A Ginormous Scab as a Self-Harm Skin-Picking Trigger
In one of my earlier blogs, I discussed something called body-focused repetitive behaviors. These are behaviors almost every human being deals with and doesn’t realize it is a different version of self-harm – picking hang nails, biting nails, picking at zits or pimples are just a few common ones. Typically, these behaviors are not done to distract, release frustration or to emotionally connect to the pain. Usually, body-focused repetitive behaviors are done without realization.
So, why am I bringing this up again? It goes back to my face and how I fell on it this weekend.
That Teasing Scab Triggers My Self-Harm and Skin-Picking
If you read and watched the video in Take a Moment to Think Before You Self-Harm, I told the story of how this weekend, I was attempting to get a piggy back ride and I ended up falling over the piggy’s shoulders directly onto my face. However, over the past week it has begun to scab and is slowly peeling off.
Yeah, this is starting to sound a little gross – you’ve been warned.
I’m starting to realize how truly difficult it is not to peel the scabs from the fall. Still to this day, I have an issue with picking bumps on my arms and I really see it as a body-focused repetitive behavior because, well, I do it without thought or reason. However, being a former cutter, I still have issues when it comes to stopping self-harm urges and peeling this face-scab is definitely a killer urge.
Some of my coworkers and I were talking about picking, and other body-focused repetitive behaviors, and most us discussed how we would have the most difficult time pushing back the urge to pick a scab. Just by others recognizing this, it should make them see a little bit into the lives of self-harmers.
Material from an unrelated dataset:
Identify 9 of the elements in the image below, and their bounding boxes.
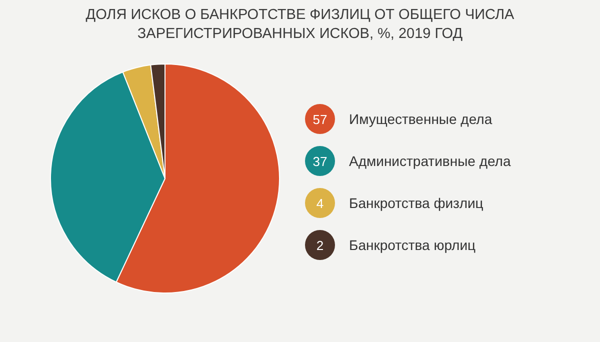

Take a Step Back From a Self-Harm, Skin-Picking Trigger and Stop the Urge
Self-harmers have a lot of difficulty taking a step back, looking at what is going on around them and choosing not to cut. Even though there are plenty of positive copings skills, which have been discussed in the past, it is still extremely hard to dismiss the urge to self-harm especially when you know it will make you feel better – even for the moment.
With this ginormous mark on my face, I’m finding myself stopping and using self-talk to put my hand down and not touch the mark. Just through this entire ‘falling on my face’ experience, I’m realizing how similar this situation is to when I used to cut. It’s kind of scary, really.
I’m learning that I still have a long way to go to stop myself when it comes to picking at my skin even if it is not for the same reasons as in my past. I don’t want any more scars and this mark on my face will definitely scar if I pick it. I need to use the positive coping skills I have and really test my urges. If I don't use positive self-talk as a coping skill, it’ll be rough ride.
Aline, J. (2013, August 30). A Ginormous Scab as a Self-Harm Skin-Picking Trigger, HealthyPlace. Retrieved on 2024, March 5 from https://www.healthyplace.com/blogs/speakingoutaboutselfinjury/2013/08/self-harm-and-the-picking-dilemma
Author: Jennifer Aline Graham
What I have to tell myself when I am emotionally stressed or hungry with my food addiction is that hunger is not going to kill me. That face wound is not going to kill you, nor is it the old threats that you perceive. Yes, you will feel better temporarily, but you will increase your risk for infection and permanent scarring. Don't pick it. Lean into the false perception and de-power it. The "remedy" & your old coping habit is worse & only adds complication. Sending you good juju.
After I shave, and my hand finds a stray hair, no matter how small it is, if my fingers can grab it, I like to pick at it and eventually pull it out. Now I won't do this if I didn't shave my face the whole day since it's all over the place, but finding that one and pulling it out is so irresistible.
And yes it hurts to pull out face hair. I have managed to resist the urge while driving, but it takes an incredible amount of focus to fight off whatever sensation my body is detecting and subsequently demanding.